Il y a beaufort… et beaufort : le beaufort (tout court), le beaufort d’été et le beaufort “chalet d’alpage”. Ce dernier, le plus rare, doit être produit de juin à octobre à une altitude minimum de 1500 mètres et fabriqué tout de suite après la traite, deux fois par jour, avec le lait encore chaud d’un seul troupeau.
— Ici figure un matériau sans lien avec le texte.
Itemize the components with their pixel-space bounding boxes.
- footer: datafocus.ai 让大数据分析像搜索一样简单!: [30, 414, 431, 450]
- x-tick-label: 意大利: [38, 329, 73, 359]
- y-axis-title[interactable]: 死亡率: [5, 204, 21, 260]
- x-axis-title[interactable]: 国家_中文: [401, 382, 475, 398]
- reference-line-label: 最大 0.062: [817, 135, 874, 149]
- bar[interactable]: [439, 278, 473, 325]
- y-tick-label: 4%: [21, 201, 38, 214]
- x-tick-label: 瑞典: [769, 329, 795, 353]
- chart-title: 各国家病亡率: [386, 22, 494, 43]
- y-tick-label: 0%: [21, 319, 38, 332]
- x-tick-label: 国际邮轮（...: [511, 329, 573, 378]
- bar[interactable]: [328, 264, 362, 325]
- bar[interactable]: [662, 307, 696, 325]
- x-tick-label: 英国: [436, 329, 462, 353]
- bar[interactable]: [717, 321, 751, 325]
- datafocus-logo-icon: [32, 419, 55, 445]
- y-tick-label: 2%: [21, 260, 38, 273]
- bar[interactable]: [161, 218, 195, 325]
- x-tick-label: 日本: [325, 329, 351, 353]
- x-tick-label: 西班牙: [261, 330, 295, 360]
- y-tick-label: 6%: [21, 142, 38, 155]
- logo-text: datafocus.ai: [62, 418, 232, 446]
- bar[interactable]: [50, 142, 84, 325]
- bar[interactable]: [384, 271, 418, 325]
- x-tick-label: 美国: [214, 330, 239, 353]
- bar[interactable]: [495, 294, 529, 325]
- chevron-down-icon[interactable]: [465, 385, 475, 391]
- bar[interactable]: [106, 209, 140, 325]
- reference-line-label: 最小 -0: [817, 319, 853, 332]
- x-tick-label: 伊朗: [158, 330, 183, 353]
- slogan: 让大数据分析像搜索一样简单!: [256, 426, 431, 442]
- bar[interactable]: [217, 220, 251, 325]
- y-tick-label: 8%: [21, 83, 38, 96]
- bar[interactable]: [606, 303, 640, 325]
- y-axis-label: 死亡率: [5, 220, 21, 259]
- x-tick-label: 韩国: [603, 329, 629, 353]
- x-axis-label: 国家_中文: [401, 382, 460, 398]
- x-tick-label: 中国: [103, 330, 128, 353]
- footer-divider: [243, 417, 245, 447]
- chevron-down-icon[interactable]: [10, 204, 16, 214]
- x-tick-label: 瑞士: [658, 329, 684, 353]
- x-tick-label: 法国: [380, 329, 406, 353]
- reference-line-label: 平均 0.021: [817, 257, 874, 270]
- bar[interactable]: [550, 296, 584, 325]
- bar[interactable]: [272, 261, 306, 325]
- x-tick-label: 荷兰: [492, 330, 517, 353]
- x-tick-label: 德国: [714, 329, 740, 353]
Cet élevage en altitude, où les vaches se régalent de la flore des montagnes et de gentiane, lui confère un fruité unique. A l’Alpage des Combes, la tradition du beaufort “chalet d’alpage” est bien vivante. La première traite des vaches a lieu à l’heure où la nuit recouvre encore les sommets. A 15 heures, vous êtes convié à assister à la seconde, guidé par le tintement des cloches au fond d’un vallon verdoyant.

1 520m.

Se prélasser dans un bain nordique avec vue sur les montagnes

A la sortie de Saint-Jean-de-Belleville, tournez à gauche. Continuez tout droit et tenez bien votre flanc de vallon. Quand plus aucune habitation n’apparaît dans le rétro, vous voilà arrivé Chez Mil’Gonnet, nid douillet pour quatre personnes. Ce chalet du bout du monde, perdu dans la vallée préservée de Nant Brun, est à lui seul la définition de la déconnexion. Ici, pas de wifi, pas de voisins. La seule lumière à des kilomètres à la ronde ? Celle qui éclaire le bain nordique à 40° installé sur la terrasse avec vue panoramique sur les sommets. Vous y oublierez tout. Sauf la fondue qui commence à frémir dans le poêlon.